La fábrica de Automex enToluca (1964), realizada a los 31 años de edad, fue su primer manifiesto para devolver el carácter expresivo que el Estilo Internacional había olvidado y, asimismo, revaluar lo mexicano. Para él, Automex fue una rebelión en contra de las corrientes importadas; quería transformar un complejo industrial en una hacienda moderna. El proyecto significó el inicio de un discurso incansable basado en el rescate de lo vernáculo y en una arquitectura escenográfica desarrollada por medio de secuencias entre volúmenespesados y patios generosos. Ahí invitó a colaborar a Mathias Goeritz –presente en las formas cónicas esculturales–, originando el estrecho vínculo con las artes plásticas que Legorreta siempre disfrutó promover. En la inauguración, a través de Goeritz conoció a Luis Barragán, quien le reclamó no haber entendido la importancia del paisaje. Para la construcción del Hotel Camino Real de Polanco en 1968 invitó a ambos como colaboradores y desde entonces precisó un vocabulario tras el cual Barragán había transformado en rito palabras como luz, color, misterio y agua.
En el Camino Real, Legorreta modificó el deseo del cliente de hacer un edificio alto para reinventar tanto el concepto de claustro como el sentido de lo urbano. Construyó un oasis conformado por bloques horizontales tejidos entre jardines, patios, fuentes y terrazas. En esa obra definió al arquitecto como director de orquesta, volviéndose defensor de las colaboraciones. Ese mismo año completó el edificio Celanese en Avenida Revolución, caracterizado por su estructura suspendida. Si el hotel expresaba el carácter emocional defendido por Goeritz y Barragán, en la torre de oficinas se hallaba la sensibilidad técnica aprendida con José Villagrán. Gracias a este “padre de la arquitectura moderna en México”, con quien había trabajado durante doce años hasta convertirse en socio, cultivó el oficio. De la racionalidad de Villagrán al romanticismo barraganiano, Legorreta tomó al muro como símbolo y al color como bandera. Tanto que, en lugar de decir: “Haré un muro rojo”, expresaba: “Haré un rojo que será muro.”

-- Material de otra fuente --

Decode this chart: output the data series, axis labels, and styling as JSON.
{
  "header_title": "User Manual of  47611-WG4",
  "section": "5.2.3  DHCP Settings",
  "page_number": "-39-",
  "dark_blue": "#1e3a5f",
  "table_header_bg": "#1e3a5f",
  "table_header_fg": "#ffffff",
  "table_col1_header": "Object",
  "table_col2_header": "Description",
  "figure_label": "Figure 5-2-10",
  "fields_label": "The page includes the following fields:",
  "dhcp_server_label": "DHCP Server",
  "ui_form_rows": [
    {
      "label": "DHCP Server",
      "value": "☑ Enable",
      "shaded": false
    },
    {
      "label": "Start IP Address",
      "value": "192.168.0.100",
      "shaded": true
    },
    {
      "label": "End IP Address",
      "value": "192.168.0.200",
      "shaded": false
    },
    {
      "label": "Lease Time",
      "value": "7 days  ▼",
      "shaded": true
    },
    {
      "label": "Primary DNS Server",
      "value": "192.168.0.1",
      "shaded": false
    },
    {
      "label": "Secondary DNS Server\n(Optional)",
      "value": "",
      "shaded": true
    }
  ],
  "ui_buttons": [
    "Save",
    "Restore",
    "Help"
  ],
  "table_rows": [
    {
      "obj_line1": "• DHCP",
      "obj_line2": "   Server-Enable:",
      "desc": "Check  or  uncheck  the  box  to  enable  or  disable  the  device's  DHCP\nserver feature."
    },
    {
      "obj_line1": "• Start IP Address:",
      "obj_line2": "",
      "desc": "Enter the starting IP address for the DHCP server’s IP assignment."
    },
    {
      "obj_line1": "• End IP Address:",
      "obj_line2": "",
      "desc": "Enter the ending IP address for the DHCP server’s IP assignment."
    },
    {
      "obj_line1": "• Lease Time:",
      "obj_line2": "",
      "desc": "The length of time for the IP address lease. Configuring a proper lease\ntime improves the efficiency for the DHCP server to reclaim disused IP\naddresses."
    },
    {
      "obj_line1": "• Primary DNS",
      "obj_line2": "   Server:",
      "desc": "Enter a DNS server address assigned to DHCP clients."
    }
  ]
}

Graduado de la UNAM en 1952, inició su carrera dividido entre la honestidad material y constructiva inculcada como aprendiz y las cualidades sensoriales que aportaba la calle. Progresivamente, sus obras fueron ocultando la estructura en favor de las superficies. Refutó la estética de lo necesario del Funcionalismo a cambio de lo que Villagrán llamó despilfarro espacial. La arquitectura de escala sobrada de Legorreta fue parte de una narrativa hecha por medio de efectos. En sus dibujos cambiaba incluso el grosor de los lápices para enfatizar la pesadez de los muros. La fuerza de la mano era insuficiente para marcar el acento de volúmenes y la abundancia de masa contra el vacío. Buscó vencer lo inhóspito de las formas monumentales con la amabilidad del color y lo sorpresivo de la luz. Le gustaba entender los edificios como juegos de secuencias entre lo abierto y lo cerrado; hacer recorridos que ofrecieran “el placer de perderse”.
Evocar las inigualables experiencias espaciales creadas de forma anónima en épocas pasadas le valió la calificación por parte del crítico estadounidense Richard Ingersoll como “uno de los primeros arquitectos auténticamente posmodernos de nuestro tiempo”, dado su interés por lo popular, lo contextual y lo histórico, “al borde incluso de lo kitsch”. De manera paralela a sus coetáneos –como Teodoro González de León, Abraham Zabludovsky, Agustín Hernández o Pedro Ramírez Vázquez–, el exceso de masa, las geometrías primarias y la proliferación de escaleras se sustentaban con metáforas sobre la tradición. En consonancia con su compromiso cultural, la arquitectura de Legorreta fue una oportunidad por exhibir la riqueza del lugar. De pesados trabajos en piedra a laboriosos pavimentos, de fuentes insólitas a aplanados imposibles, su diseño fue aquel del artesano, a quien tanto supo valorar. Redignificó igualmente maderas comunes, textiles y montañas.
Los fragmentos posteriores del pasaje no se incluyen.